L’objectif officiel de la réforme est double. Le premier, parfaitement assumé par la chancellerie, est que ce plaider-coupable permette à la justice de gagner du temps, donc de l’argent, et désengorge les tribunaux. Le second repose sur le fait que certaines victimes, qui ne souhaitent pas la tenue d’un procès, peuvent être intéressées par une telle procédure accélérée.
Les syndicats de magistrats sont très divisés, et offrent un parfait éventail des positions. Au nom du pragmatisme, Unité Magistrats FO est résolument pour. A l’autre bout du spectre, le Syndicat de la magistrature (classé à gauche) est farouchement contre. « La justice criminelle est un sujet trop grave pour la dénaturer à des fins gestionnaires. Une société qui ne prend plus le temps de juger les faits les plus graves ne peut prétendre rendre la justice », décrypte le syndicat.
Au milieu, l’Union syndicale des magistrats (USM) a longtemps été circonspecte.

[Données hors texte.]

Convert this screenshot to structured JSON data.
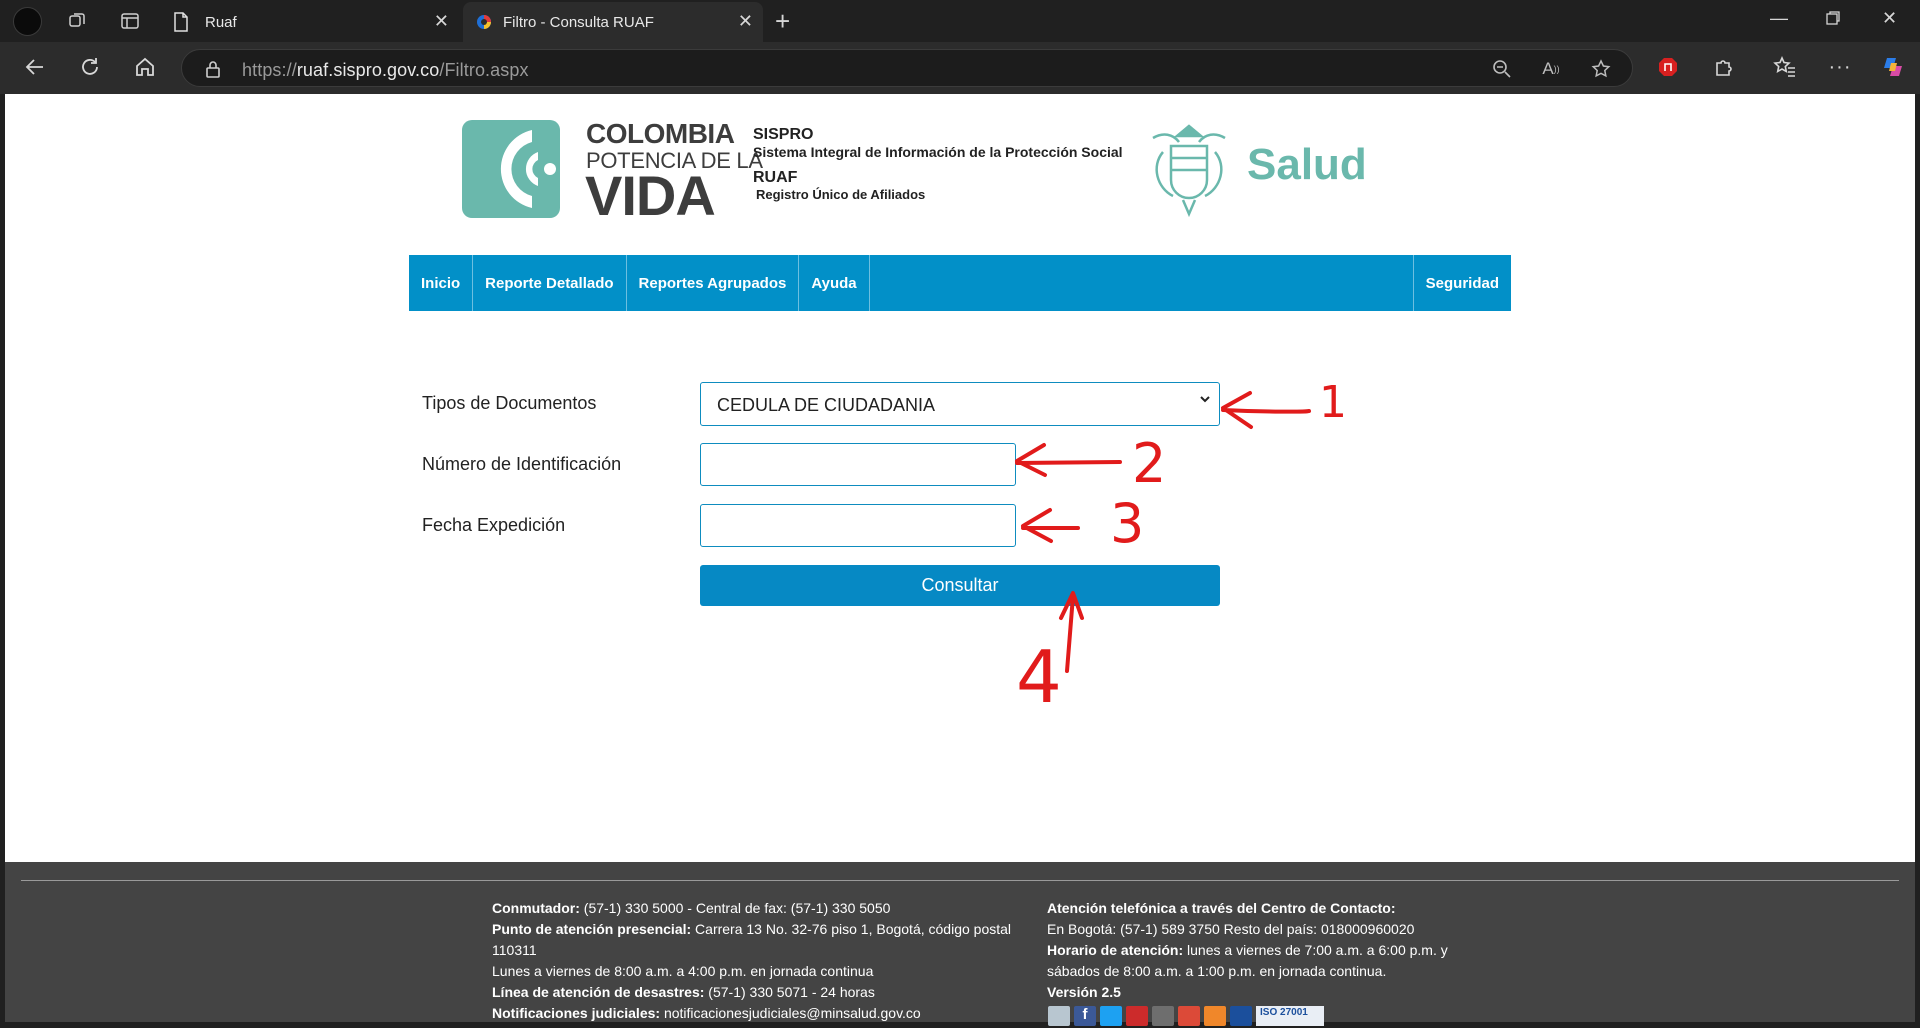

Le syndicat majoritaire avait fixé deux lignes rouges : la prise en compte effective des victimes, et une audience de validation qui soit une vraie audience. « Aujourd’hui, le projet de loi va dans ce sens, la victime peut à tout moment exiger de retourner à la voie classique, et il y aura bien un moment d’échange avec un temps de parole pour chaque partie », analyse Ludovic Friat, président de l’USM, qui, par ailleurs, considère que l’estimation de la chancellerie au sujet du nombre de dossiers potentiellement concernés est largement exagérée.